I am new to z3py and SMT and I haven't found a good tutorial about z3py.
Here is my problem setting:
Given an input integer array I=[1,2,3,4,5], and an output integer array O=[1,2,4,5].
I want to infer k for the operator Delete, which deletes the element at position k in an array, where
Delete(I,O) = (ForAll 0<=x<k, O[x] = I[x] ) and (ForAll k<=x<length(I)-1, O[x] = I[x+1]) is true
Should I use Array or IntVector, or anything else to represent the input/output array?
Edit:
My code is as follows:
from z3 import *
k=Int('k')
s=Solver()
x = Int('x')
y = Int('y')
s.add(k >= 0)
s.add(k < 4)
s.add(x >= 0)
s.add(x < k)
s.add(y >= k)
s.add(y < 4)
I = Array('I',IntSort(),IntSort())
O = Array('O',IntSort(),IntSort())
Store(I, 0, 1)
Store(I, 1, 2)
Store(I, 2, 3)
Store(I, 3, 4)
Store(I, 4, 5)
Store(O, 0, 1)
Store(O, 1, 2)
Store(O, 2, 4)
Store(O, 3, 5)
s.add(And(ForAll(x,Select(O,x) == Select(I,x)),ForAll(y,Select(O,y) == Select(I,y+1))))
print s.check()
print s.model()
It returns
sat
[I = [2 -> 2, else -> 2],
O = [2 -> 2, else -> 2],
y = 1,
k = 1,
x = 0,
elem!0 = 2,
elem!1 = 2,
k!4 = [2 -> 2, else -> 2]]
I don't understand what I, O, elem!0, elem!1 and k!4 mean and this is clearly not what I expected.
Disclaimer: I've hardly ever used Z3py before, but I've used Z3 quite a bit.
I have the feeling that you are somewhat new to encoding logical problems as well - could that be? There are several (odd) things going on in your problem.
You put constraints on x and y, but you actually never use them - instead, you bind different x and y in your quantified assertions. The latter two may have the same names, but they are totally unrelated to the x and y that you constrained (since each forall binds its own variable, you could also use x in both). Hence, your quantified x and y range over all Int, whereas you probably want to limit them to the interval [0..4). Use an implication inside the forall for this.
According to the docs, Store(a, i, v) returns a new array a' that is identical to a, except that x[i] == v. That is, you need to call I = Store(I, 0, 1) etc. in order to finally get an array I that stores your desired values.

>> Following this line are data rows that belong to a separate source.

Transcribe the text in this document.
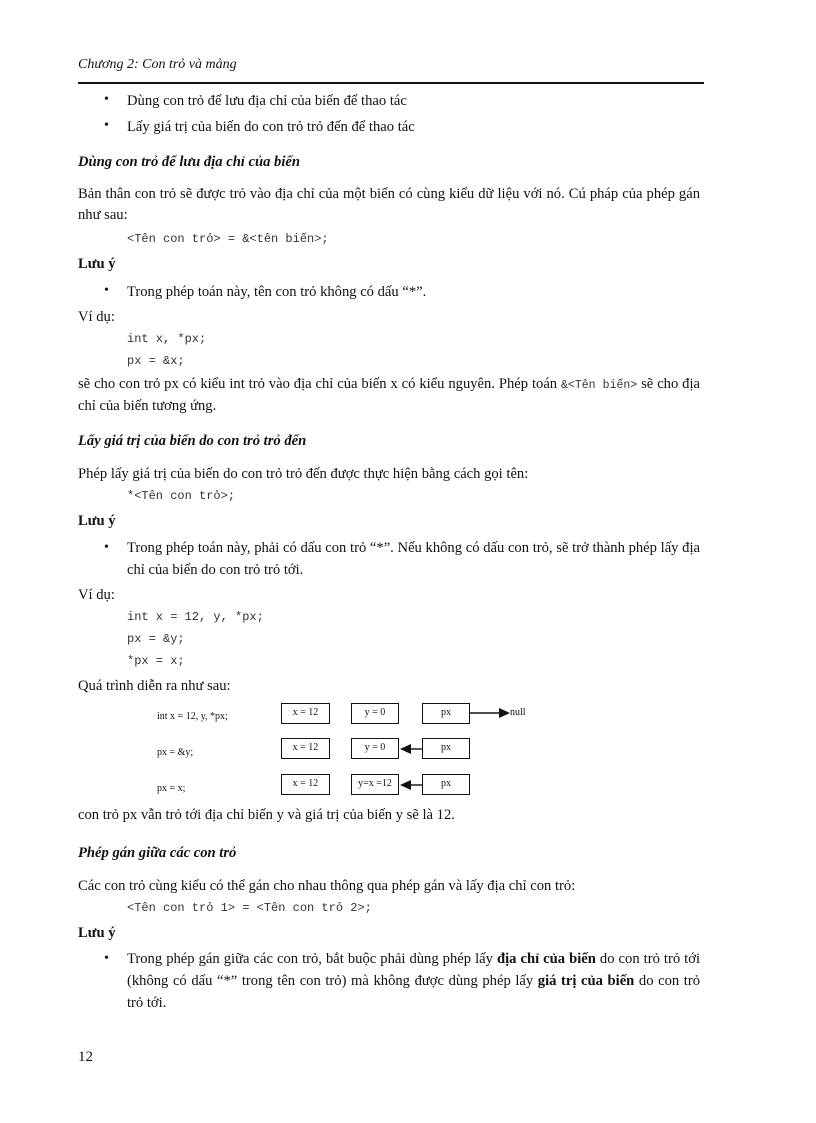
Chương 2: Con trỏ và mảng
•	Dùng con trỏ để lưu địa chỉ của biến để thao tác
•	Lấy giá trị của biến do con trỏ trỏ đến để thao tác
Dùng con trỏ để lưu địa chỉ của biến
Bản thân con trỏ sẽ được trỏ vào địa chỉ của một biến có cùng kiểu dữ liệu với nó. Cú pháp của phép gán như sau:
<Tên con trỏ> = &<tên biến>;
Lưu ý
•	Trong phép toán này, tên con trỏ không có dấu “*”.
Ví dụ:
int x, *px;
px = &x;
sẽ cho con trỏ px có kiểu int trỏ vào địa chỉ của biến x có kiểu nguyên. Phép toán &<Tên biến> sẽ cho địa chỉ của biến tương ứng.
Lấy giá trị của biến do con trỏ trỏ đến
Phép lấy giá trị của biến do con trỏ trỏ đến được thực hiện bằng cách gọi tên:
*<Tên con trỏ>;
Lưu ý
•	Trong phép toán này, phải có dấu con trỏ “*”. Nếu không có dấu con trỏ, sẽ trở thành phép lấy địa chỉ của biến do con trỏ trỏ tới.
Ví dụ:
int x = 12, y, *px;
px = &y;
*px = x;
Quá trình diễn ra như sau:
int x = 12, y, *px;	x = 12	y = 0	px	null
px = &y;	x = 12	y = 0	px
px = x;	x = 12	y=x =12	px
con trỏ px vẫn trỏ tới địa chỉ biến y và giá trị của biến y sẽ là 12.
Phép gán giữa các con trỏ
Các con trỏ cùng kiểu có thể gán cho nhau thông qua phép gán và lấy địa chỉ con trỏ:
<Tên con trỏ 1> = <Tên con trỏ 2>;
Lưu ý
•	Trong phép gán giữa các con trỏ, bắt buộc phải dùng phép lấy địa chỉ của biến do con trỏ trỏ tới (không có dấu “*” trong tên con trỏ) mà không được dùng phép lấy giá trị của biến do con trỏ trỏ tới.
12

Since you don't do this, Z3 is free to pick a model that satisfies your constraints. As you can see from the output, the model for I is [2 -> 2, else -> 2], which says that I[2] == 2, and I[i] == 2 for any i != 2. I don't know why Z3 chose that particular model, but it (together with the model for O) satisfies your foralls.
You can probably ignore elem!0, elem!1 and k!4, they are internally generated symbols.
Here is a reduced version of your example that doesn't verify:
x = Int('x')
I = Array('O',IntSort(),IntSort())
O = Array('O',IntSort(),IntSort())
I = Store(I, 0, 1)
I = Store(I, 1, 2)
s.add(
And(
ForAll(x, Select(O,x) == Select(I,x)),
ForAll(x, Select(O,x) == Select(I,x+1))))
print s.check() # UNSAT
The reason why it is unsatisfiable is that I[0] == 1 && I[1] == 2, which contradicts your foralls. If you instantiate both quantified x with 0, the you get O[0] == I[0] && O[0] == I[1] - a constrain that cannot be fulfilled, i.e. there is no model for O that satisfies it.
Edit (to address a comment):
If you are puzzled why, given a snippet such as
I = Array('O',IntSort(),IntSort())
I = Store(I, 0, 1)
I = Store(I, 1, 2)
# print(I)
s.check()
s.model()
Z3 reports sat and returns a model where I = [], then recall that each Store(...) returns a fresh Z3 expression that represents a store operation, each of which in turn returns a fresh array (which is equal to the initial one, modulo the update). As the print shows, the final value of I is the expression Store(Store(I, 0, 1), 1, 2). It therefore suffices to let I itself be the empty array, i.e. I - the updates (the Stores) will each yield a fresh array (think I1 and I2 in this case), but since they are nameless, they won't (or at least don't have to) show up in the model.
If you want to explicitly see the "final" values of your array in the model, you can achieve this by giving a name to the array that is created by the last Store, e.g
I = Array('I',IntSort(),IntSort())
I = Store(I, 0, 1)
I = Store(I, 1, 2)
II = Array('II',IntSort(),IntSort())
s.add(I == II)
s.check()
s.model() # includes II = [1 -> 2, 0 -> 1, else -> 3]